The last row shows 32-bit fast RAM accesses, with the first histogram showing instruction fetch cycles, the second showing data fetch, and the third showing writes. A significant number of all types of access were taking eight cycles – so my goal was to try and reduce that.
This core has always been somewhat fragile timing-wise, and what I hadn’t realised was that in order to reduce timing pressures from block RAM to CPU, the cache is effectively two levels deep. There’s a respectable “level 2” cache of a two-way design – or rather two of them, one for instructions and one for data; but there’s also a very small “level 1” cache, just a single cacheline long, which is implemented as logic rather than block RAM. If a memory access hits the level 1 cache it can be served within four cycles. If it needs to fetch from level 2 then the access will take eight cycles.
Unfortunately, since there was only a single cacheline, it would have to be evicted and refilled any time the CPU swapped between instruction and data accesses. Fixing this was fairly straightforward, so we now have a separate level 1 cacheline for instructions and data.

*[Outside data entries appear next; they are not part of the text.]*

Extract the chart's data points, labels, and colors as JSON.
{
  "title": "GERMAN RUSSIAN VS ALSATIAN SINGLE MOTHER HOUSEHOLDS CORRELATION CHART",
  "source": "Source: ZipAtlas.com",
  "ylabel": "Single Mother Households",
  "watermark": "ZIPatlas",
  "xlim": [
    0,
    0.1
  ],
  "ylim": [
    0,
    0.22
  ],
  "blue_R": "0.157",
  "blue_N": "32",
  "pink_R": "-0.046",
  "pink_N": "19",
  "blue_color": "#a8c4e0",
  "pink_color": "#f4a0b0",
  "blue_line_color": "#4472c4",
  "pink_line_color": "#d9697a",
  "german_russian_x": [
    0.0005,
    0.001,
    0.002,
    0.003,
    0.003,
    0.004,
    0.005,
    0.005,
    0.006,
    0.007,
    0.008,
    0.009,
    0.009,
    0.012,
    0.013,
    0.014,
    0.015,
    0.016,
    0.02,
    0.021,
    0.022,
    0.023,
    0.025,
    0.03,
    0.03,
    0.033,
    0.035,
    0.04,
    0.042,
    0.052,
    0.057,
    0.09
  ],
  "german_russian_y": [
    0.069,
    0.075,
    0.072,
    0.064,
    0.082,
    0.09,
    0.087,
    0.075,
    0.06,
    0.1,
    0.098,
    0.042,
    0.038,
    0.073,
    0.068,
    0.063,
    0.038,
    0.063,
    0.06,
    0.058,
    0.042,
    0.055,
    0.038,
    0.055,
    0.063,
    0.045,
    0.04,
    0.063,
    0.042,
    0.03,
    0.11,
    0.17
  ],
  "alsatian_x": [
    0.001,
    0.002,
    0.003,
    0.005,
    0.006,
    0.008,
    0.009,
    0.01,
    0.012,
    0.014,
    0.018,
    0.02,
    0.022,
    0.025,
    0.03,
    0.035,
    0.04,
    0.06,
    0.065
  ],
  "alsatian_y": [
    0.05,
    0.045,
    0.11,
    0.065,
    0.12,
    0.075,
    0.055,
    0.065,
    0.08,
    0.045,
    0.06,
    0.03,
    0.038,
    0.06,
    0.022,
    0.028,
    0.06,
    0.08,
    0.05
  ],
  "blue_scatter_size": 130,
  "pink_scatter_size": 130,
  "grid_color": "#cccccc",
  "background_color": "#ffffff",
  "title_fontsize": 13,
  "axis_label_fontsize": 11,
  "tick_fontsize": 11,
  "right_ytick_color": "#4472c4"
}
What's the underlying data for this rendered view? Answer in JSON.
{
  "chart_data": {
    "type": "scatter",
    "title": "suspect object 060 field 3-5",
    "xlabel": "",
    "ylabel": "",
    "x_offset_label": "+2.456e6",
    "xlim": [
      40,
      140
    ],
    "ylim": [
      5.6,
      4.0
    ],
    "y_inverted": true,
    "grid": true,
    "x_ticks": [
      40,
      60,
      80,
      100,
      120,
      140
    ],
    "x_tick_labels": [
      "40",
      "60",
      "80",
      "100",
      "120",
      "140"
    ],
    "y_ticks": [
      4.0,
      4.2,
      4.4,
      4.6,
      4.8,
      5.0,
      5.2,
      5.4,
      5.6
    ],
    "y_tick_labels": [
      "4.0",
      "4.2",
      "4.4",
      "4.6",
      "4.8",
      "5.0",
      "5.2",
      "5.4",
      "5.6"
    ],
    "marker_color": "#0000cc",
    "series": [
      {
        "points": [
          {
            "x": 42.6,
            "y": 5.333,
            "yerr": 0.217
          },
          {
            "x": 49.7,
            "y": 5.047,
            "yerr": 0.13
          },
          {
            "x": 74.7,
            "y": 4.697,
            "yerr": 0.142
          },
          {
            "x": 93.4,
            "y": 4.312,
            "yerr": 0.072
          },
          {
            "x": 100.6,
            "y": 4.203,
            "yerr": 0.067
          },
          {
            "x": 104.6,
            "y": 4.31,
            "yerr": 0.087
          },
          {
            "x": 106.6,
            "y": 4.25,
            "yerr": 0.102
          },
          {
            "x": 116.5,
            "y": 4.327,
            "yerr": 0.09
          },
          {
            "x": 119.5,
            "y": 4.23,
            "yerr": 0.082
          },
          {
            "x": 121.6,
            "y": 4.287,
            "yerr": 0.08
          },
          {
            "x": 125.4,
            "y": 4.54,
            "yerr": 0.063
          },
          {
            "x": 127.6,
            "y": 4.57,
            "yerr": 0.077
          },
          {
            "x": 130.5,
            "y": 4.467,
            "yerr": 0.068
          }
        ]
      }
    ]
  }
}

I also tweaked the timing of write cycles so that more of them can be acknowledged within four cycles.
Those two changes made a significant difference to the framerate in DoomAttack, and the improvement is immediately visible in the profiler’s output:
Notice in particular that nearly all the chip RAM writes are now happening in four cycles.
The other improvement I wanted to make was to decouple the CPU from the 28MHz clock. From other projects I knew that when the CPU runs an internal (non-memory) cycle, it can be allowed to continue after three cycles rather than four, and when fetching from level 2 cache it should be able to continue after six cycles rather than eight. These changes also made a significant difference to overall performance.
Finally, to improve RTG performance, I changed the SDRAM controller to allow back-to-back bursts for the video system, nearly doubling the maximum theoretical bandwidth. This makes modes such as 1280×720 in 16 bit and 1440×900 in 8 bit much more usable.
As always, this has been quite the learning curve – and this time the main lesson learned is that there’s no substitute for measurement!